[St. George and St. Michael by George MacDonald]@TWC D-Link bookSt. George and St. Michael CHAPTER XIX 2/24
The second jest of the marquis was a pure invention upon the liking of lady Anne for the company and conversation of the worthy chaplain.
The last mentioned was but an exaggeration of the following fact. One evening the doctor came upon young Delaware, loitering about the door of the chapel, with as disconsolate a look as his lovely sightless face was ever seen to wear, and, inquiring what was amiss with him, learned that he could find no one to blow the organ bellows for him.
The youth had for years, boy as he still was, found the main solace of his blindness in the chapel-organ, upon which he would have played from morning to night could he have got any one to blow as long.

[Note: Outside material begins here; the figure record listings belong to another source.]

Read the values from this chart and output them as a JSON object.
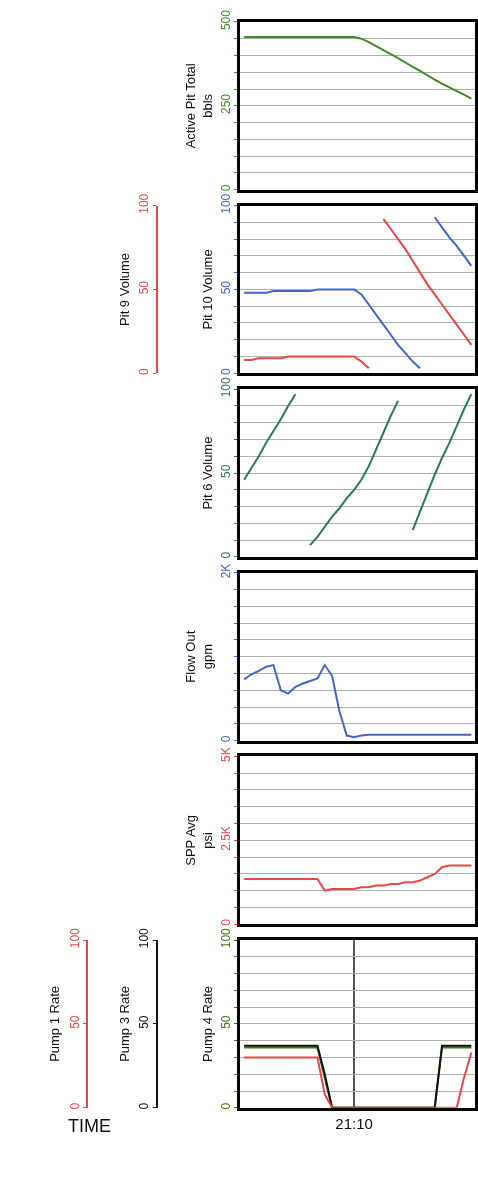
{
  "chart_data": [
    {
      "type": "line",
      "ylabel": "Active Pit Total\nbbls",
      "categories": [
        null,
        null,
        null,
        null,
        null,
        null,
        null,
        null,
        null,
        null,
        null,
        null,
        null,
        null,
        null,
        null,
        null,
        null,
        null,
        null,
        null,
        null,
        null,
        null,
        null,
        null,
        null,
        null,
        null,
        null,
        null,
        null
      ],
      "tick_labels": "y",
      "grid": true,
      "ylim": [
        0,
        500
      ],
      "yticks": [
        0,
        {
          "value": 50,
          "label": null
        },
        {
          "value": 100,
          "label": null
        },
        {
          "value": 150,
          "label": null
        },
        {
          "value": 200,
          "label": null
        },
        250,
        {
          "value": 300,
          "label": null
        },
        {
          "value": 350,
          "label": null
        },
        {
          "value": 400,
          "label": null
        },
        {
          "value": 450,
          "label": null
        },
        500
      ],
      "series": [
        {
          "color": "#3d8b26",
          "values": [
            455,
            455,
            455,
            455,
            455,
            455,
            455,
            455,
            455,
            455,
            455,
            455,
            455,
            455,
            455,
            455,
            450,
            440,
            428,
            416,
            404,
            392,
            379,
            366,
            354,
            341,
            328,
            316,
            305,
            294,
            283,
            271
          ]
        }
      ]
    },
    {
      "type": "line",
      "ylabel": "Pit 10 Volume",
      "y2label": "Pit 9 Volume",
      "categories": [
        null,
        null,
        null,
        null,
        null,
        null,
        null,
        null,
        null,
        null,
        null,
        null,
        null,
        null,
        null,
        null,
        null,
        null,
        null,
        null,
        null,
        null,
        null,
        null,
        null,
        null,
        null,
        null,
        null,
        null,
        null,
        null
      ],
      "tick_labels": "y",
      "grid": true,
      "ylim": [
        0,
        100
      ],
      "yticks": [
        0,
        {
          "value": 10,
          "label": null
        },
        {
          "value": 20,
          "label": null
        },
        {
          "value": 30,
          "label": null
        },
        {
          "value": 40,
          "label": null
        },
        50,
        {
          "value": 60,
          "label": null
        },
        {
          "value": 70,
          "label": null
        },
        {
          "value": 80,
          "label": null
        },
        {
          "value": 90,
          "label": null
        },
        100
      ],
      "y2lim": [
        0,
        100
      ],
      "y2ticks": [
        0,
        50,
        100
      ],
      "series": [
        {
          "color": "#e8474a",
          "axis": "y2",
          "values": [
            8,
            8,
            9,
            9,
            9,
            9,
            10,
            10,
            10,
            10,
            10,
            10,
            10,
            10,
            10,
            10,
            7,
            3,
            null,
            null,
            null,
            null,
            null,
            null,
            null,
            null,
            null,
            null,
            null,
            null,
            null,
            null
          ]
        },
        {
          "color": "#e8474a",
          "axis": "y2",
          "values": [
            null,
            null,
            null,
            null,
            null,
            null,
            null,
            null,
            null,
            null,
            null,
            null,
            null,
            null,
            null,
            null,
            null,
            null,
            null,
            92,
            86,
            80,
            74,
            67,
            60,
            53,
            47,
            41,
            35,
            29,
            23,
            17
          ]
        },
        {
          "color": "#4466c8",
          "values": [
            48,
            48,
            48,
            48,
            49,
            49,
            49,
            49,
            49,
            49,
            50,
            50,
            50,
            50,
            50,
            50,
            47,
            41,
            35,
            29,
            23,
            17,
            12,
            7,
            3,
            null,
            null,
            null,
            null,
            null,
            null,
            null
          ]
        },
        {
          "color": "#4466c8",
          "values": [
            null,
            null,
            null,
            null,
            null,
            null,
            null,
            null,
            null,
            null,
            null,
            null,
            null,
            null,
            null,
            null,
            null,
            null,
            null,
            null,
            null,
            null,
            null,
            null,
            null,
            null,
            93,
            87,
            81,
            76,
            70,
            64
          ]
        }
      ]
    },
    {
      "type": "line",
      "ylabel": "Pit 6 Volume",
      "categories": [
        null,
        null,
        null,
        null,
        null,
        null,
        null,
        null,
        null,
        null,
        null,
        null,
        null,
        null,
        null,
        null,
        null,
        null,
        null,
        null,
        null,
        null,
        null,
        null,
        null,
        null,
        null,
        null,
        null,
        null,
        null,
        null
      ],
      "tick_labels": "y",
      "grid": true,
      "ylim": [
        0,
        100
      ],
      "yticks": [
        0,
        {
          "value": 10,
          "label": null
        },
        {
          "value": 20,
          "label": null
        },
        {
          "value": 30,
          "label": null
        },
        {
          "value": 40,
          "label": null
        },
        50,
        {
          "value": 60,
          "label": null
        },
        {
          "value": 70,
          "label": null
        },
        {
          "value": 80,
          "label": null
        },
        {
          "value": 90,
          "label": null
        },
        100
      ],
      "series": [
        {
          "color": "#2a7a55",
          "values": [
            46,
            53,
            60,
            68,
            75,
            82,
            90,
            97,
            null,
            7,
            12,
            18,
            24,
            29,
            35,
            40,
            46,
            54,
            64,
            74,
            84,
            93,
            null,
            16,
            27,
            38,
            49,
            59,
            68,
            78,
            88,
            97
          ]
        }
      ]
    },
    {
      "type": "line",
      "ylabel": "Flow Out\ngpm",
      "categories": [
        null,
        null,
        null,
        null,
        null,
        null,
        null,
        null,
        null,
        null,
        null,
        null,
        null,
        null,
        null,
        null,
        null,
        null,
        null,
        null,
        null,
        null,
        null,
        null,
        null,
        null,
        null,
        null,
        null,
        null,
        null,
        null
      ],
      "tick_labels": "y",
      "grid": true,
      "ylim": [
        0,
        2000
      ],
      "yticks": [
        0,
        {
          "value": 200,
          "label": null
        },
        {
          "value": 400,
          "label": null
        },
        {
          "value": 600,
          "label": null
        },
        {
          "value": 800,
          "label": null
        },
        {
          "value": 1000,
          "label": null
        },
        {
          "value": 1200,
          "label": null
        },
        {
          "value": 1400,
          "label": null
        },
        {
          "value": 1600,
          "label": null
        },
        {
          "value": 1800,
          "label": null
        },
        {
          "value": 2000,
          "label": "2K"
        }
      ],
      "series": [
        {
          "color": "#4466c8",
          "values": [
            730,
            790,
            830,
            880,
            900,
            600,
            560,
            640,
            680,
            710,
            740,
            900,
            770,
            350,
            60,
            40,
            60,
            70,
            70,
            70,
            70,
            70,
            70,
            70,
            70,
            70,
            70,
            70,
            70,
            70,
            70,
            70
          ]
        }
      ]
    },
    {
      "type": "line",
      "ylabel": "SPP Avg\npsi",
      "categories": [
        null,
        null,
        null,
        null,
        null,
        null,
        null,
        null,
        null,
        null,
        null,
        null,
        null,
        null,
        null,
        null,
        null,
        null,
        null,
        null,
        null,
        null,
        null,
        null,
        null,
        null,
        null,
        null,
        null,
        null,
        null,
        null
      ],
      "tick_labels": "y",
      "grid": true,
      "ylim": [
        0,
        5000
      ],
      "yticks": [
        0,
        {
          "value": 500,
          "label": null
        },
        {
          "value": 1000,
          "label": null
        },
        {
          "value": 1500,
          "label": null
        },
        {
          "value": 2000,
          "label": null
        },
        {
          "value": 2500,
          "label": "2.5K"
        },
        {
          "value": 3000,
          "label": null
        },
        {
          "value": 3500,
          "label": null
        },
        {
          "value": 4000,
          "label": null
        },
        {
          "value": 4500,
          "label": null
        },
        {
          "value": 5000,
          "label": "5K"
        }
      ],
      "series": [
        {
          "color": "#e8474a",
          "values": [
            1350,
            1350,
            1350,
            1350,
            1350,
            1350,
            1350,
            1350,
            1350,
            1350,
            1350,
            1000,
            1050,
            1050,
            1050,
            1050,
            1100,
            1100,
            1150,
            1150,
            1200,
            1200,
            1250,
            1250,
            1300,
            1400,
            1500,
            1700,
            1750,
            1750,
            1750,
            1750
          ]
        }
      ]
    },
    {
      "type": "line",
      "ylabel": "Pump 4 Rate",
      "y2label": "Pump 3 Rate",
      "y3label": "Pump 1 Rate",
      "xlabel": "TIME",
      "categories": [
        null,
        null,
        null,
        null,
        null,
        null,
        null,
        null,
        null,
        null,
        null,
        null,
        null,
        null,
        null,
        "21:10",
        null,
        null,
        null,
        null,
        null,
        null,
        null,
        null,
        null,
        null,
        null,
        null,
        null,
        null,
        null,
        null
      ],
      "grid": true,
      "ylim": [
        0,
        100
      ],
      "yticks": [
        0,
        {
          "value": 10,
          "label": null
        },
        {
          "value": 20,
          "label": null
        },
        {
          "value": 30,
          "label": null
        },
        {
          "value": 40,
          "label": null
        },
        50,
        {
          "value": 60,
          "label": null
        },
        {
          "value": 70,
          "label": null
        },
        {
          "value": 80,
          "label": null
        },
        {
          "value": 90,
          "label": null
        },
        100
      ],
      "y2lim": [
        0,
        100
      ],
      "y2ticks": [
        0,
        50,
        100
      ],
      "y3lim": [
        0,
        100
      ],
      "y3ticks": [
        0,
        50,
        100
      ],
      "series": [
        {
          "color": "#e8474a",
          "axis": "y3",
          "values": [
            30,
            30,
            30,
            30,
            30,
            30,
            30,
            30,
            30,
            30,
            30,
            8,
            0,
            0,
            0,
            0,
            0,
            0,
            0,
            0,
            0,
            0,
            0,
            0,
            0,
            0,
            0,
            0,
            0,
            0,
            18,
            33
          ]
        },
        {
          "color": "#111111",
          "axis": "y2",
          "values": [
            37,
            37,
            37,
            37,
            37,
            37,
            37,
            37,
            37,
            37,
            37,
            20,
            0,
            0,
            0,
            0,
            0,
            0,
            0,
            0,
            0,
            0,
            0,
            0,
            0,
            0,
            0,
            37,
            37,
            37,
            37,
            37
          ]
        },
        {
          "color": "#3a7a10",
          "values": [
            36,
            36,
            36,
            36,
            36,
            36,
            36,
            36,
            36,
            36,
            36,
            18,
            0,
            0,
            0,
            0,
            0,
            0,
            0,
            0,
            0,
            0,
            0,
            0,
            0,
            0,
            0,
            36,
            36,
            36,
            36,
            36
          ]
        }
      ]
    }
  ]
}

The doctor, then, finding the poor boy panting for music like the hart for the water-brooks, but with no Jacob to roll the stone from the well's mouth that he might water the flocks of his thirsty thoughts, made willing proffer of his own exertions to blow the bellows of the organ, so long as the somewhat wheezy bellows of his body would submit to the task. By degrees however the good doctor had become so absorbed in the sounds that rushed, now wailing, now jubilant, now tender as a twilight wind, now imperious as the voice of the war-tempest, from the fingers of the raptured boy, that the reading of the first vesper-psalm had commenced while he was yet watching the slow rising index, in the expectation that the organist was about to resume.
The voice of his Irish brother-chaplain, Sir Toby Mathews, roused him from his reverie of delight, and as one ashamed he stole away through the door that led from the little organ loft into the minstrel's gallery in the great hall, and so escaped the catholic service, but not the marquis's roasting.